Le bazar, épicentre du séisme

Historiquement, le bazar a été, en 1979, l’un des poumons de la révolution, et pendant longtemps l’un des relais de légitimité du régime. Mais au début 2026, le bazar fonctionne comme un sismographe de la rupture. Des fermetures ponctuelles, des journées de grève improvisées, des refus d’ouvrir après des événements répressifs sont autant de signaux. Un commerçant ne formule pas toujours une opposition idéologique mais plutôt un constat brutal d’un cul de sac économique.

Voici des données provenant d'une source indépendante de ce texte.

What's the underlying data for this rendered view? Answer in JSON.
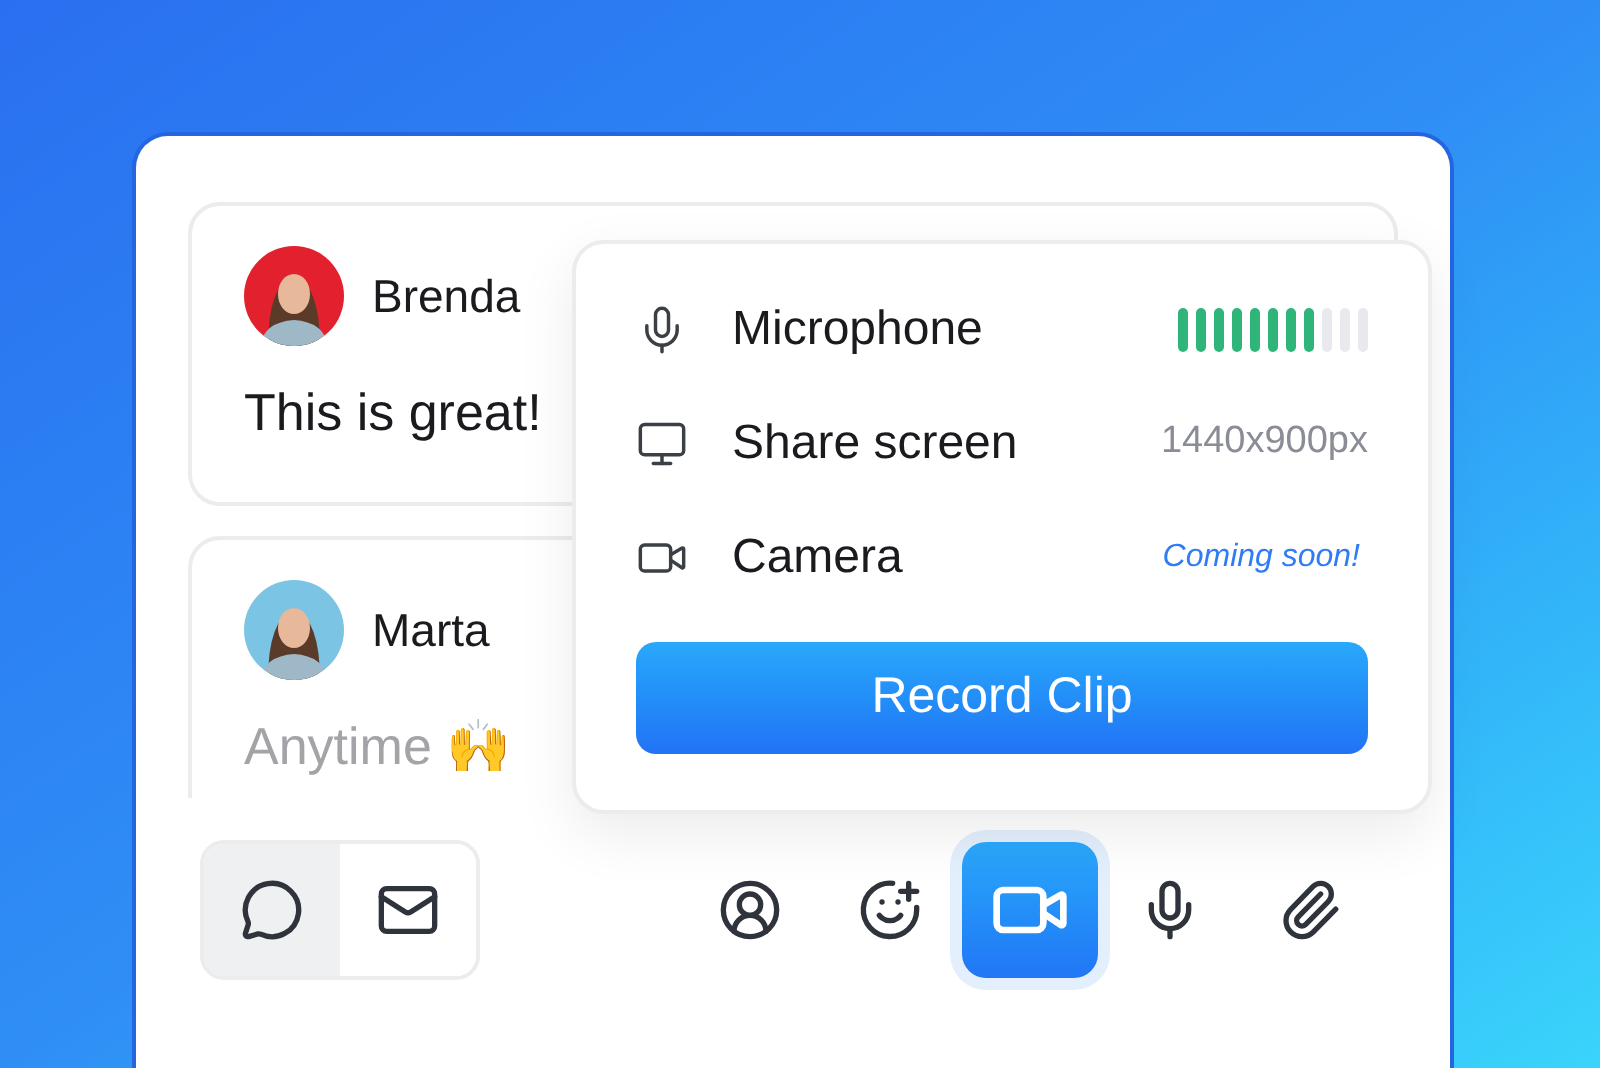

Lorsque les bazaris cessent de fixer les prix, ou reportent les transactions, ce n’est pas un acte politique mais l’expression d’une désorganisation profonde de l’économie. Pour vivre le commerce exige une monnaie, une confiance et un minimum de sécurité pour le bien et les personnes. Le régime n’arrive plus à assurer ce trio.

L’inflation, dans ce contexte, ce n’est pas seulement « tout augmente ». C’est la destruction de la valeur du travail et l’impossibilité de planifier et investir. La consommation bascule vers l’alimentaire, le logement. L’accès aux traitements médicaux importés ou aux équipements modernes devient erratique. Les familles mobilisent leurs réseaux, sollicitent des proches à l’étranger, recourent au marché noir. Ce point est essentiel dans l’économie iranienne contemporaine. On peut supporter l’idéologie, voire l’humiliation, tant que la vie tient. Mais lorsque l’État ne garantit plus les biens vitaux, il cesse d’être une autorité.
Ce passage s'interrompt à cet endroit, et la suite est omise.